Using the scenarios, the model produces four types of graph.
- A comparison of the total allowable commercial catch (TACC) with the estimated commercial catch
- The capitalised value and the estimated commercial catch each year in kilograms
- The aggregate closing population of pāua, with the number of pāua available for fishing each year, and the weighted average length of all pāua
- The weight of pāua available for fishing that remains after assumed customary, recreation, and illegal catch (CRIF), the estimated commercial catch, and the estimated percentage of aggregate pāua that have reached the minimum legal size for fishing each year.
The model was developed in four stages
Researchers developed the model in stages.
- Establish a baseline.
- Model the biomass.
- Calculate the value of quota.
- Build and present the model.
Storm Stanley, chair of the Pāua Industry Council says confidence drives the value of pāua.
“Modelling can help tell what’s coming and what can we do about it. The threats are real — more marine heatwaves, acidity, storms, flooding, and sediment.”
Tony says climate risk modelling is new, complex, and challenging. The model isn’t predictive, but a starting point that can be adapted and used more widely in future.
“Users can choose their own assumptions and plug and play. Pāua are the canary in the coalmine. See what happens to the value of the catch in the different scenarios? Have a play.”
He says the model is a structurally sound financial model that can be adapted with future data. More information is still needed, for example better knowledge of interrelated stressors. Better information can come from working together.
Financing a blue economy — collaboration is key
In a changing climate, finance is an important piece of the puzzle in upholding the value of the pāua fishery.
As one of New Zealand’s largest lenders to the seafood sector, ANZ was part of the research team.
“We can see that to adequately understand the risks and ensure the sustainability and resilience of the pāua industry, it’s vital that the industry collects and shares data on these environmental changes,” says Dean Spicer, ANZ’s Head of Sustainable Finance.
“This data can help inform better decision making and give us the opportunity to consider how we can mitigate those risks.”

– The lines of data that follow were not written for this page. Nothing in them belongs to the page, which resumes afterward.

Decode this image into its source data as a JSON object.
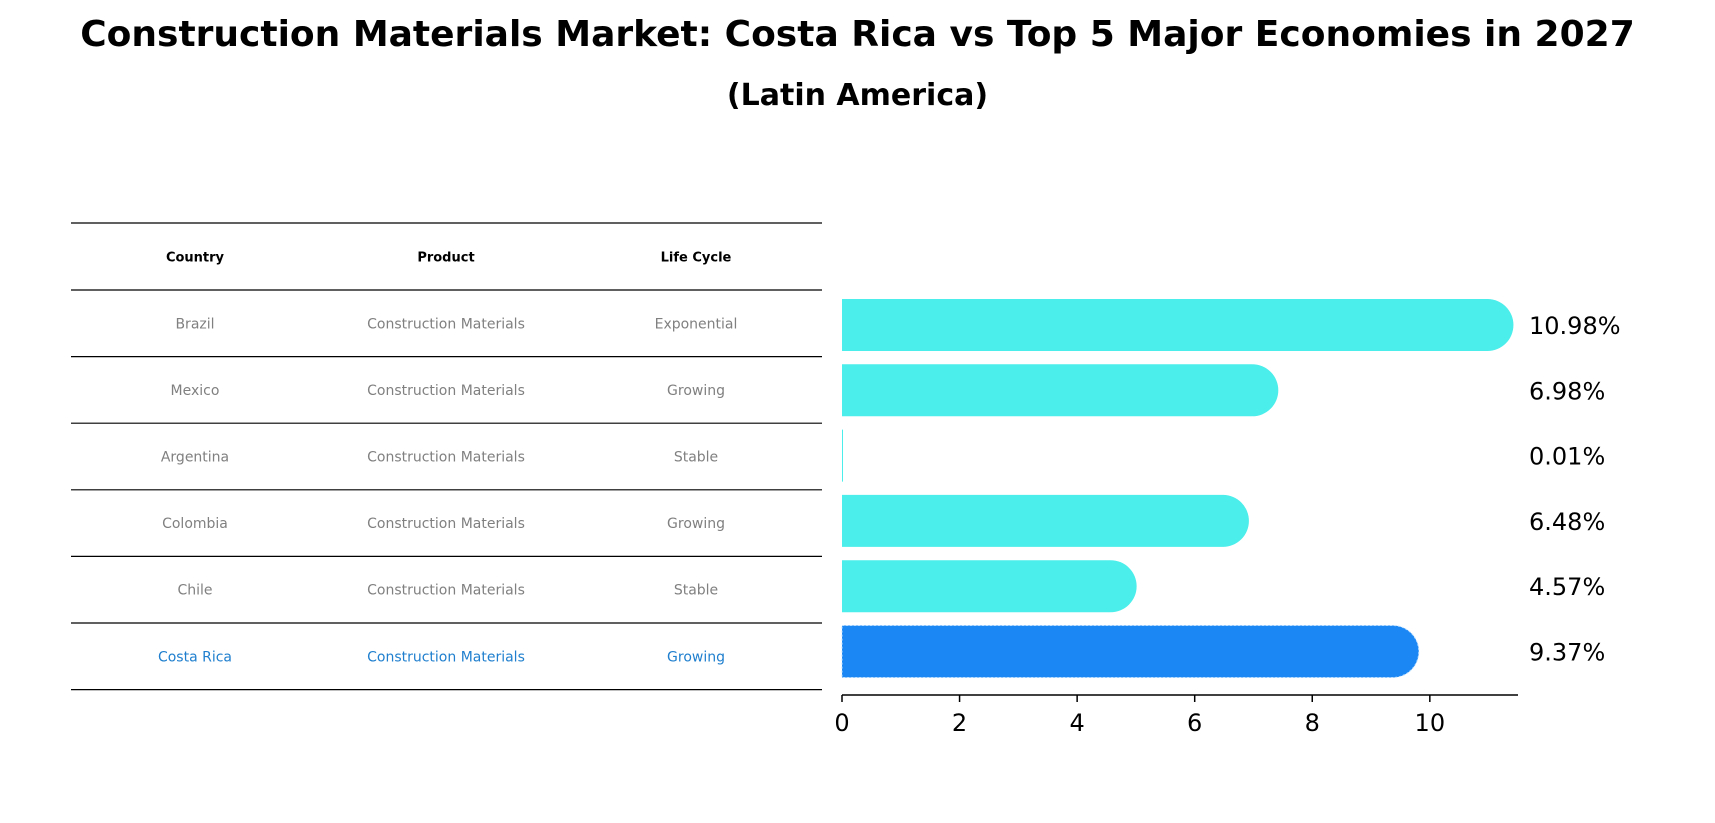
{
  "chart_data": {
    "type": "bar",
    "orientation": "horizontal",
    "title": "Construction Materials Market: Costa Rica vs Top 5 Major Economies in 2027",
    "subtitle": "(Latin America)",
    "table": {
      "columns": [
        "Country",
        "Product",
        "Life Cycle"
      ],
      "rows": [
        [
          "Brazil",
          "Construction Materials",
          "Exponential"
        ],
        [
          "Mexico",
          "Construction Materials",
          "Growing"
        ],
        [
          "Argentina",
          "Construction Materials",
          "Stable"
        ],
        [
          "Colombia",
          "Construction Materials",
          "Growing"
        ],
        [
          "Chile",
          "Construction Materials",
          "Stable"
        ],
        [
          "Costa Rica",
          "Construction Materials",
          "Growing"
        ]
      ],
      "highlight_row": 5
    },
    "categories": [
      "Brazil",
      "Mexico",
      "Argentina",
      "Colombia",
      "Chile",
      "Costa Rica"
    ],
    "values": [
      10.98,
      6.98,
      0.01,
      6.48,
      4.57,
      9.37
    ],
    "value_labels": [
      "10.98%",
      "6.98%",
      "0.01%",
      "6.48%",
      "4.57%",
      "9.37%"
    ],
    "xlim": [
      0,
      11.5
    ],
    "xticks": [
      0,
      2,
      4,
      6,
      8,
      10
    ],
    "grid": false,
    "colors": {
      "bar": "#4beeea",
      "highlight_bar": "#1a87f5",
      "highlight_text": "#1f7fce",
      "row_text": "#808080",
      "header_text": "#000000"
    }
  }
}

He says rising stakeholder expectations about sustainability and new regulations that require New Zealand’s largest financial institutions to report on their climate-related risks and opportunities are also driving change.

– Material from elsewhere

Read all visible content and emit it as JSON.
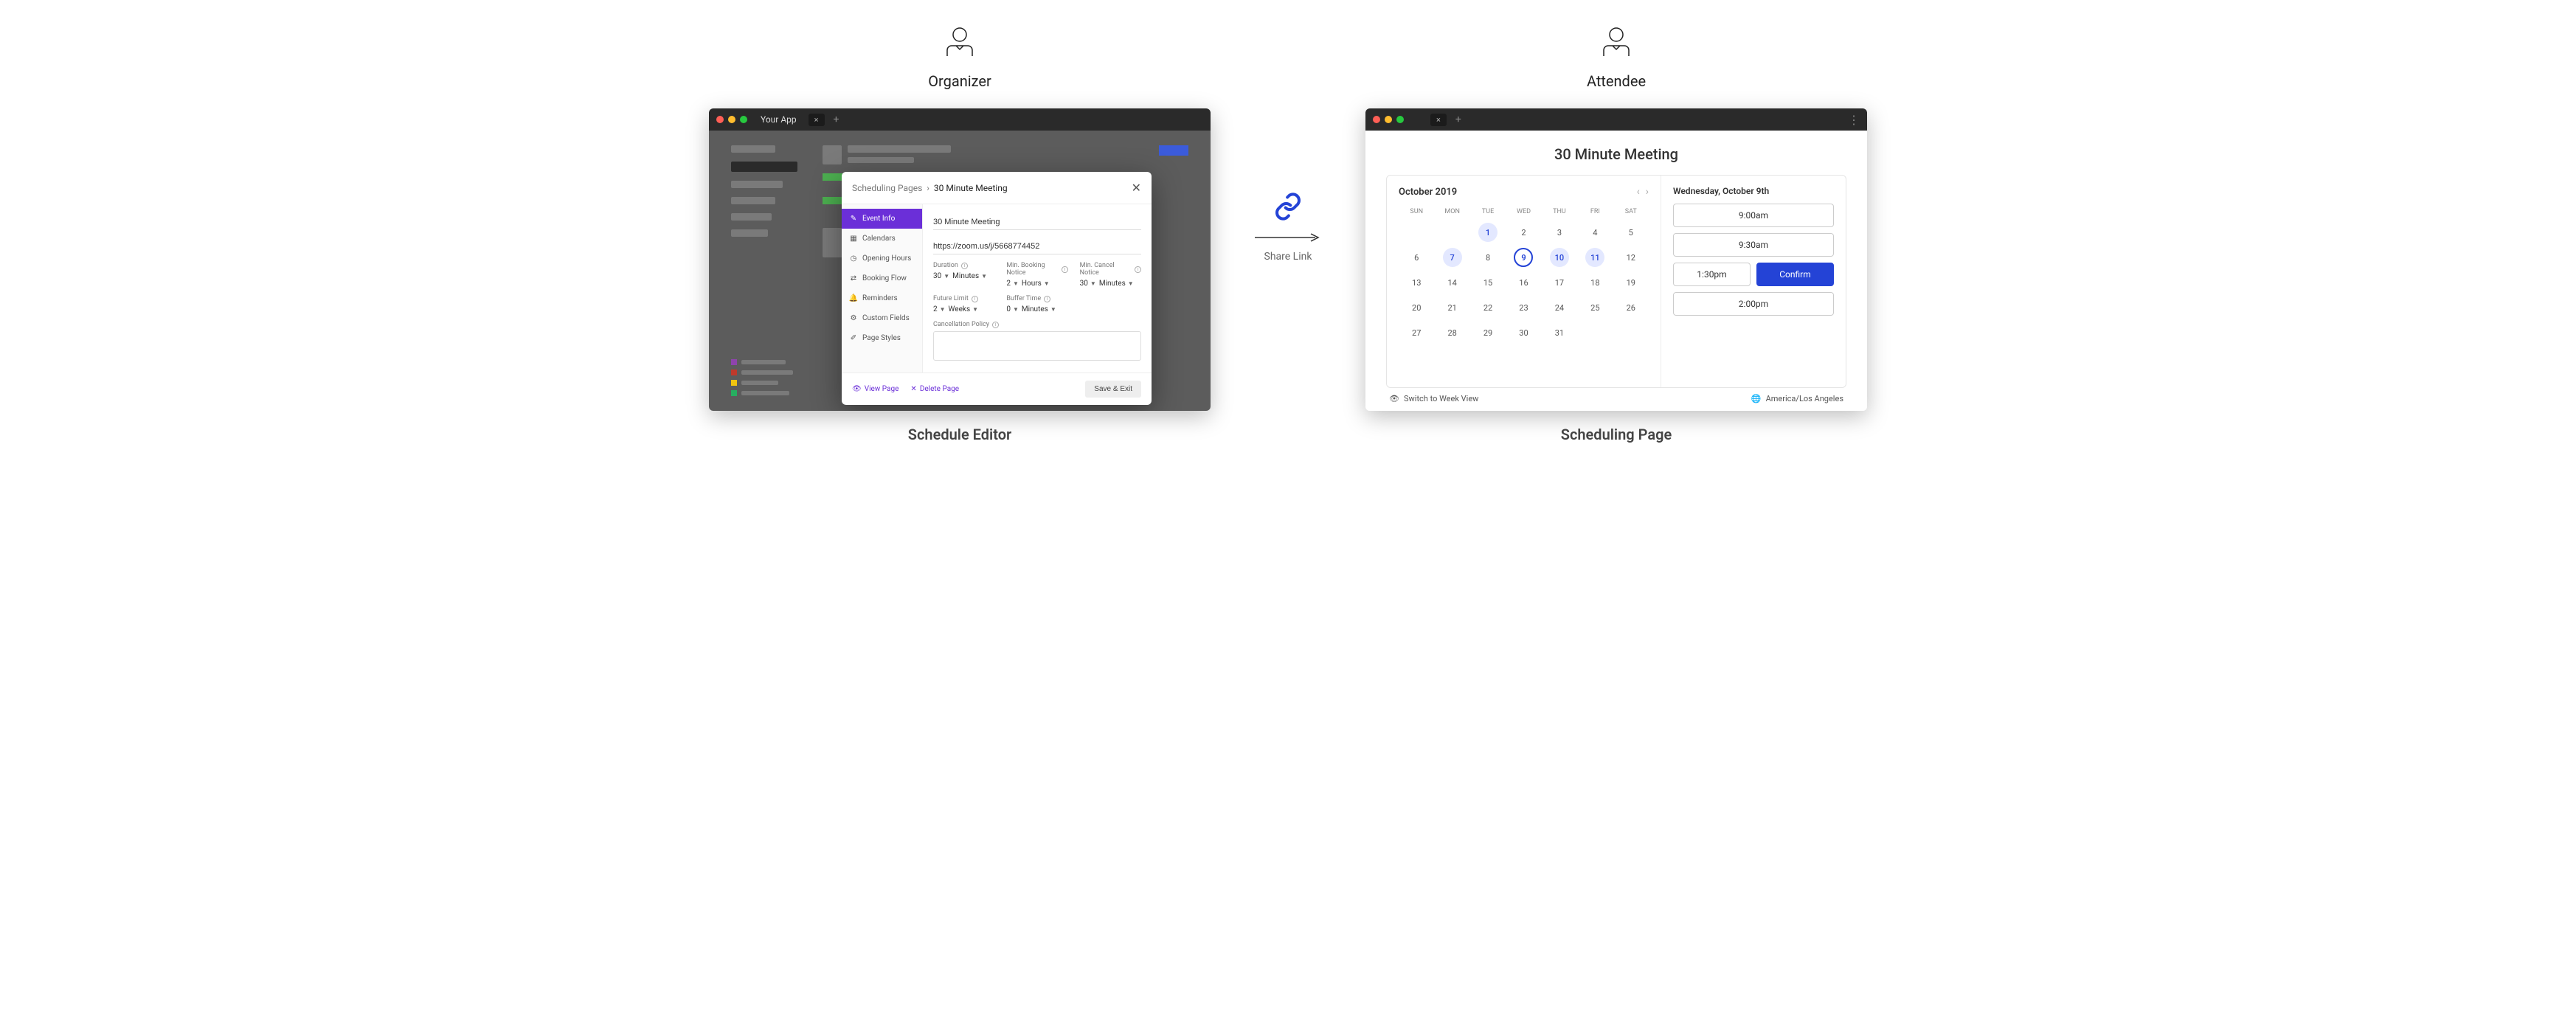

“To attract investment, businesses need to be able to understand climate risks and explain how risks are incorporated into their strategy,” says Dean.
Katherine says that collaborating on data collection is important for the sector.
“You don't want a dozen buoys run and operated by a dozen groups, all paying for and collecting their data separately. You want two or three buoys in the right places, all paid for by the dozen groups that care and then slicing and dicing the data.”
It’s about a coordinated effort that will reduce costs and provide data for all parties.
Working together across disciplines is key to this type of modelling being used more widely and making a difference in sustainable blue economy businesses responding to climate change, says Katherine.
“Everybody along that supply chain from diver to processor, Moana New Zealand to quota owners, the iwi that own Moana New Zealand — everyone could share in the cost of environmental monitoring and the environmental response.”
“When we prioritise the health of the pāua fishery as an indicator of success, we can have a completely different mountains-to-sea approach”, says Katherine. “When different perspectives are brought together — like modelling, industry, business perspectives, and valuation — the opportunities are enormous.”
“The small things you could actually do matter. The success of the new model is thrilling.”